More than 1,700 healthcare workers have died of COVID-19 since the pandemic began, according to a new report (PDF) from one of the largest nurses' unions in the country.
According to the report from National Nurses United (NNU), that figure includes more than 200 nurses. Of the nurses who have died, a disproportionate number (60%) were people of color compared to the approximately one-quarter of registered nurses in the U.S. who are people of color, the report said.
The data demonstrate the government's lack of reporting requirements and ability to track healthcare worker deaths—as well as failures by health systems to provide adequate protection for front-line workers, NNU officials said.
“These deaths were avoidable and unnecessary due to government and employer willful inaction," said Zenei Cortez, R.N., a president of NNU, in a statement. "Nurses and health care workers were forced to work without personal protective equipment they needed to do their job safely. It is immoral and unconscionable that they lost their lives. Our state and federal governments must require hospitals and other health care employers to publicly report infection rates and deaths of their workers. We have the right to a safe workplace under the Occupational Safety and Health Act. Information is a part of safety.

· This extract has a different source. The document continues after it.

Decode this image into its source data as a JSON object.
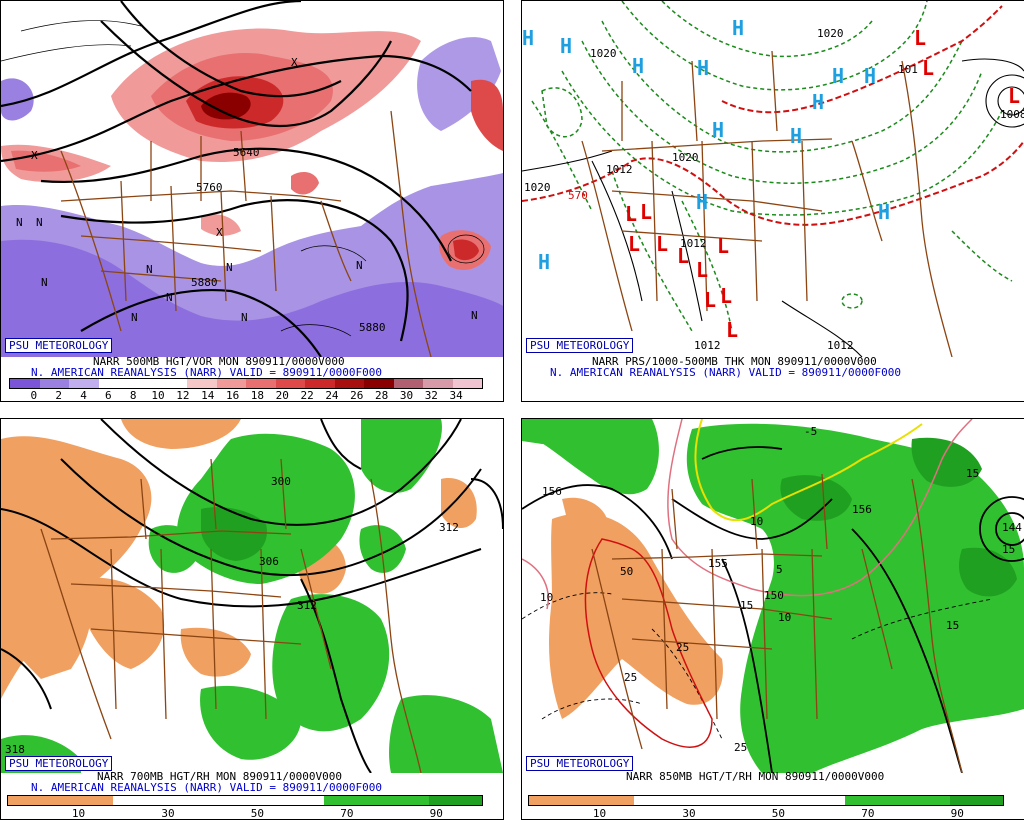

But some employers are not telling nurses when they have been exposed or who has been infected. This is irresponsible and dangerous for nurses, health care workers, and patients.”
According to NNU, only 15 states provide infection numbers for all healthcare workers on at least a weekly basis. In May, the Centers for Medicare & Medicaid Services began requiring nursing homes to provide COVID-19-related healthcare worker infection and mortality data, which are publicly available. But there is not such requirement for the hospital industry, they said.
NNU officials said they have been tracking and confirmed the deaths of U.S. registered nurses and the other healthcare workers since there was no other place to find these data.
Elsewhere, journalists from The Guardian and KHN, which have also been compiling a database, have counted at least 1,200 healthcare workers in the U.S. who've died from COVID-19 they contracted on the job. Those data were compiled through crowdsourcing and reports from colleagues, social media, online obituaries, workers unions and local media, they said.
Earlier this month, Amnesty International released an analysis estimating at least 7,000 health workers have died around the world after contracting COVID-19, with more than 1,300 of them in Mexico. Amnesty International recorded nearly 1,000 deaths of healthcare workers in the U.S.
NNU points to data keeping that shifted from the Centers for Disease Control and Prevention (CDC) to the Department of Health and Human Services (HHS) as one of the reasons for lack of transparency into the deaths. Critics have previously criticized the Trump administration's move to abruptly change how hospitals report COVID-19 data, saying it jeopardizes public trust and hampers the industry's ability to respond to the pandemic.
“The United States needs transparent, accurate, and timely publicly reported data on Covid-19 immediately,” said Deborah Burger, R.N., a president of NNU, in a statement. “Nurses call on the Trump administration to restore hospital Covid-19 data reporting to the CDC immediately. The CDC must then strengthen, improve, and expand its data tracking.”
We've reached out to both the CDC and HHS for comment.